I believe that all of us – Marxists, Ambedkarites, feminists, Gandhians – have to learn continually the culture of epistemological pluralism. A university is not a ‘party school’; a university is not a place for propagating ‘leftist’ or ‘rightist’ ideologies. And our task is not to replace one set of ‘truths’ by another. Instead, the challenge is to place young students and learners in the turbulent ocean of multiple ideas. I am not romanticising ‘postmodern’ relativism; nor am I cherishing the ‘death of grand narratives’; the only thing I am proposing is the spirit of pluralism of ideas, and the art of listening even to a view one dislikes.
This is the reason why even when there are moments of disagreement with Periyar, as some of his views appear to be extremely repulsive (say, this remark: “Was Rama real god with great powers? How could he leave his wife, all alone and that too in the forest? As anticipated, things happened. As though Sita had arranged earlier that person Ravana met her.
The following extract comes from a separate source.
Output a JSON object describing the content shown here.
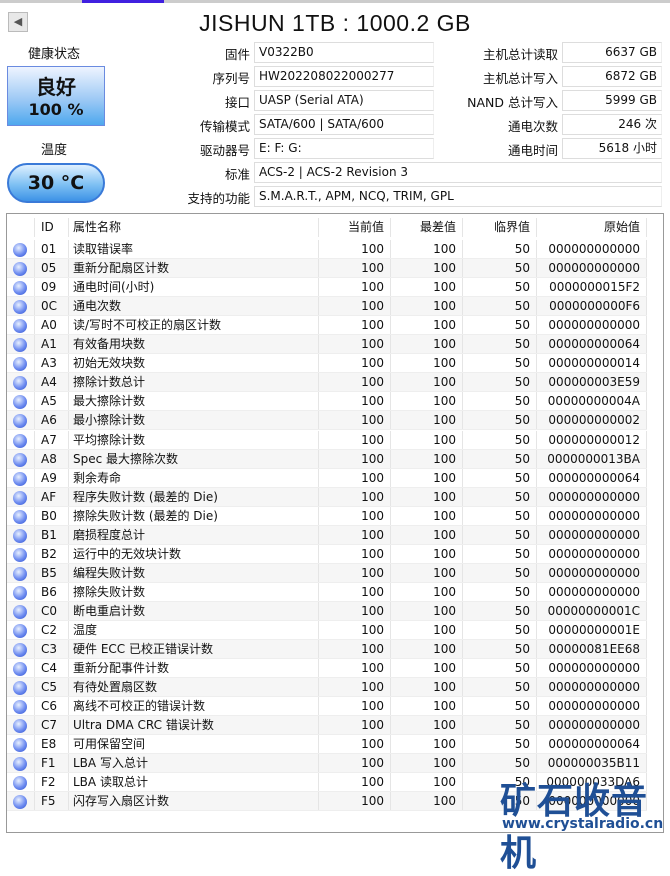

He asked her to accompany him. She quietly went with him. She did not come back. She was four months pregnant when she came back”), I would not allow my discomfort with him to deprive the right of the students to read this text, and evolve their own opinion.
Yes, I do believe that the likes of Periyar or Kancha Ilaiah are not the last word about Hinduism, its oceanic currents and multiple interpretations. Nor are they the best possible foundations for evolving a critical perspective that interrogates Brahminical Hinduism, or for that matter, any other organised religion. But then, why should we as teachers prevent our students from reading their texts? In the process of trying to create a dialogic milieu of learning, we should encourage our students to agree and disagree, debate and reflect, and grow not through censoring, but through an intensely living and critical engagement with all sorts of ideas.
I have, therefore, no hesitation in requesting the esteemed members of the Academic Council of Delhi University to oppose the proposition of the standing committee and allow Kancha Ilaiah Shepherd’s books to be an integral part of the syllabus of political science.
Yes, dear professor, as a wanderer I continue to disagree with you on many issues. But then, my pedagogic spirit would always inspire me to speak on the right of students to read your engaging books.
Avijit Pathak is a professor of Sociology at JNU.